Coming to Menace from Battle Brothers, you’ll immediately notice two things. The first? Someone’s gone and replaced your gritty, vaguely European medieval warfare with a load of spacemen and laser guns. The second? Someone’s gone and added a whole other dimension: The paper cut-outs that made up your infantry in Overhype’s previous game have been replaced by troops that extend sumptuously along the Z-axis.
But those trifles aside? Menace seemed very much like an evolution of the Battle Brothers formula at this year’s Gamescom. That’s not to say there aren’t significant changes, but that I think anyone who poured hours (and hours, and hours) into that game will soon find themselves at home in the new one.
War stories
Menace trades in the grim, bloody drudgery of medieval warfare for the exciting, bloody spectacle of sci-fi violence. You play the head honcho of a mercenary company sent into a region of space—the Wayback System—which has lost contact with the rest of the galaxy and has no particular interest in resuming it. There’s a way in but no way out, and your job is to bring the region back into the fold by engaging the local factions: To bludgeon, harangue, and cajole the wayward remnants back into civilisation and unify them against the titular Menace, an ever-spreading cyborg threat. They aren’t enthusiastic about the prospect.
Menace has more of an emphasis on its narrative than its predecessor game, but Overhype’s Jan and Paul Taaks were keen to point out that the game is still very much focused on its sandbox, choices, and emergent storytelling. The tactical maps are procedurally generated, there are around 26 different leaders you can pick up and mix and match to helm your squads, and making nice with one faction risks angering another.
Plus, Overhype tells me that your ship—effectively your XCOM base layer—has around 40 different upgrades but only 10 slots for them, so hard choices are afoot. It sounds like there are still plenty of variables meant to keep the stories you swap with your friends fresh.
But there is a narrative, and with it Overhype to offer some sense of direction to those players who bounced off Battle Brothers when that game left them to fend for themselves in its medieval warzone, pointing them at objectives and giving them a clear sense of urgency with its always-ticking doomsday clock (again, think XCOM, specifically the Avatar Project timer).
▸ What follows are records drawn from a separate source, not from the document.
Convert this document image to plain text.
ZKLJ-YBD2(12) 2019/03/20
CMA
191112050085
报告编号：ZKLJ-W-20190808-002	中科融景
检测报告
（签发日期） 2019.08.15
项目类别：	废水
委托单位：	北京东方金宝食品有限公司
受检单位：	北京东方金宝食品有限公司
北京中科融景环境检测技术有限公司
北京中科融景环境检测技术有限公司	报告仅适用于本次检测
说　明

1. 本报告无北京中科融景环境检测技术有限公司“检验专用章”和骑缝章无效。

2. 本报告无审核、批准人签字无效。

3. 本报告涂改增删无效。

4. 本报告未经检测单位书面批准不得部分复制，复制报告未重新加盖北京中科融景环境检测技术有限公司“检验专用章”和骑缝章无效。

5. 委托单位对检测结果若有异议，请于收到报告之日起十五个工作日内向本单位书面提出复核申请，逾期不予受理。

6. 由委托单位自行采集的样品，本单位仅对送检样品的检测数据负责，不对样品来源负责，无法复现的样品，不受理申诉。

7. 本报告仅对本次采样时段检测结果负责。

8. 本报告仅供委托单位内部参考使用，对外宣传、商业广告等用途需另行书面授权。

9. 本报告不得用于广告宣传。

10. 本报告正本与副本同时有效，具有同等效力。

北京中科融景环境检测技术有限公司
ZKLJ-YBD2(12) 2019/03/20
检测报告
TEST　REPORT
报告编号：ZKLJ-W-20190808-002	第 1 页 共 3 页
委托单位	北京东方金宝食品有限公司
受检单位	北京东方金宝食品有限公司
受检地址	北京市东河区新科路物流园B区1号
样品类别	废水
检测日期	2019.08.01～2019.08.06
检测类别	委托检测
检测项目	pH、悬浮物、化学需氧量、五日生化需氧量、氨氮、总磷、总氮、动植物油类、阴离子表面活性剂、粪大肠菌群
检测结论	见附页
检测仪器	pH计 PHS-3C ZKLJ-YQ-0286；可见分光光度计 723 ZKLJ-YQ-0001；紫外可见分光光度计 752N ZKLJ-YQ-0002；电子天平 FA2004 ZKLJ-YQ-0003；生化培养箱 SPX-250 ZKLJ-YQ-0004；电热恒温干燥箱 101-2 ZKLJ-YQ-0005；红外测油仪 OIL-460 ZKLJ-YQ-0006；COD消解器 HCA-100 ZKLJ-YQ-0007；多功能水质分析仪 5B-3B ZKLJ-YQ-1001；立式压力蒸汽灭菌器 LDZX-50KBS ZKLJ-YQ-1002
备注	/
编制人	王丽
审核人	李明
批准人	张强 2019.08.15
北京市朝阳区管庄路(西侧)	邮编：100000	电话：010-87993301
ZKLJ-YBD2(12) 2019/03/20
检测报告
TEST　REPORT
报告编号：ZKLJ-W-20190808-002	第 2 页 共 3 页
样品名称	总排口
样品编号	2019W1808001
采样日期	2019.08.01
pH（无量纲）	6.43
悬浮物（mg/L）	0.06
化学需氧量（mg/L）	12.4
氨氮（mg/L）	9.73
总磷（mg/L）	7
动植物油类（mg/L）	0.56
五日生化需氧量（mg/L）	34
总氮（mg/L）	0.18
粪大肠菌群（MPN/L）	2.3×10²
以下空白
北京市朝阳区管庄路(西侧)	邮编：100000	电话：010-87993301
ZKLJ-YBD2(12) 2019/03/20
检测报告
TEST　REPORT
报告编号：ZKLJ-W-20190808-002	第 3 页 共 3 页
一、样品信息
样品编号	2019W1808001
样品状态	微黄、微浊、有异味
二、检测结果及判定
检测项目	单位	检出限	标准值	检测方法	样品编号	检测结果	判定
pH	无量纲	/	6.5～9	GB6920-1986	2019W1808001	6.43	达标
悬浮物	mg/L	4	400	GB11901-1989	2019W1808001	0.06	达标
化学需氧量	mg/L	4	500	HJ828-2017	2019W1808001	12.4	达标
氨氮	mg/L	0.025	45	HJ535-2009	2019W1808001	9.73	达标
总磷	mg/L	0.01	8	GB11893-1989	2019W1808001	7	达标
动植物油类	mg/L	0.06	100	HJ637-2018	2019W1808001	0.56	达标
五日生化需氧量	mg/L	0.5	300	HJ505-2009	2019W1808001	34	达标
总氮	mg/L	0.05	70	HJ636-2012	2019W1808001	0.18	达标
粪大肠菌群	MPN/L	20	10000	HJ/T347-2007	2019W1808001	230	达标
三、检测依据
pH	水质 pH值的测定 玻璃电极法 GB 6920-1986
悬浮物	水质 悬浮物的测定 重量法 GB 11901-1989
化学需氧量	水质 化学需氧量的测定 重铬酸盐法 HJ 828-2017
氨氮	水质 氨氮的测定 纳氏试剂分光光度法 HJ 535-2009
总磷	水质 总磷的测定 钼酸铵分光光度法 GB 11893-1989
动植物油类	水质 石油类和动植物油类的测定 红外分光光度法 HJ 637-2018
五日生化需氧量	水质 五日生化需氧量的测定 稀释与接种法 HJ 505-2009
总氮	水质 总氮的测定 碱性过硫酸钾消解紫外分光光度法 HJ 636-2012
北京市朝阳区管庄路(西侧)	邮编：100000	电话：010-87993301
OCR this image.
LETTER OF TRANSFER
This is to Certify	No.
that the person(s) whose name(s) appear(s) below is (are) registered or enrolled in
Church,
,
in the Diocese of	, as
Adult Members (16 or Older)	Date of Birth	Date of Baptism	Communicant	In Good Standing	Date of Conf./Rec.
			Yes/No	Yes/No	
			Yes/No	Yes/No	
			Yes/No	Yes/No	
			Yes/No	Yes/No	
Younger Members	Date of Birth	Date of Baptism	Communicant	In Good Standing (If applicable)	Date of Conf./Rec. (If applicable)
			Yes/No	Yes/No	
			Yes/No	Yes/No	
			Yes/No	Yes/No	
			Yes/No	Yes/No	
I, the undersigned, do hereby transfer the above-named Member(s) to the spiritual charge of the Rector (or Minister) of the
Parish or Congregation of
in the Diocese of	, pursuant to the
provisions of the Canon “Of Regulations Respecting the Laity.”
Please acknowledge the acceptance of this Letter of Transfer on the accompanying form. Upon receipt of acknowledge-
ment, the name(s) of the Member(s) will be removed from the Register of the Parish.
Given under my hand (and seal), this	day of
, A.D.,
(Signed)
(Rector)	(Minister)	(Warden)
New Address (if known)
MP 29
A lot of the Taaks’ presentation on Menace focused on how they tried to find a balance between this aspect of the game and the challenging, perhaps grognardy appeal of Battle Brothers. They think they’re managing it, though. Sure, there’s a story now, but Overhype still wants you to obsess over your kit and builds and the game will have a “very high skill limit,” I’m told. There are still plenty of stats for you to delve into as you dole out weapons and armour to your assembled grunts, and the progression you’ll experience will be mostly a “lateral” affair rather than a string of straightforward upgrades.
Meanwhile, when it comes to the factions you’ll be trying to butter up, you’ll have to choose between missions that offer different, but equally valuable strategic rewards. It all sounds quite agonising, basically.
Life is a battlefield
In terms of combat, Overhype is calling Menace a “hardcore” turn-based tactics game. You gear up your squad—consisting of three to nine hapless rubes—give them a leader (one of the aforementioned 26), and you’re off to the races across procgen tactical maps. Intel will be crucial, the devs tell me, and knowing where your enemies are going to be before you even set foot on the battlefield will be essential to pulling off flawless victory. Then again, you can always destroy chunks of the environment to uncover them.
So it’ll be tough, but hopefully not unfair. The Taaks told me that in their previous game, it sometimes felt as if “Battle Brothers was punishing you for no reason,” a feeling they want to avoid in Menace.
Your troops won’t have classes; you’ll be free to equip them with whatever gear you think best fits the occasion, but the type of gear you have access to will change the longer you spend in the Wayback System. The longer you’re there, the more you’ll have to rely on the weapons and gear wielded by the region’s native denizens, and the more sophisticated will become the cyborg threat you’re meant to actually be warring against.
The war to come
So consider me interested. We won’t know how these pieces all fit together until the game actually hits some time next year, but everything Overhype is saying has me excited to get my hands on the studio’s take on XCOM. Everything I ever played of Battle Brothers ended in all sorts of gore and tragedy. I expect my time with Menace will be much the same. Past or future, some things never change.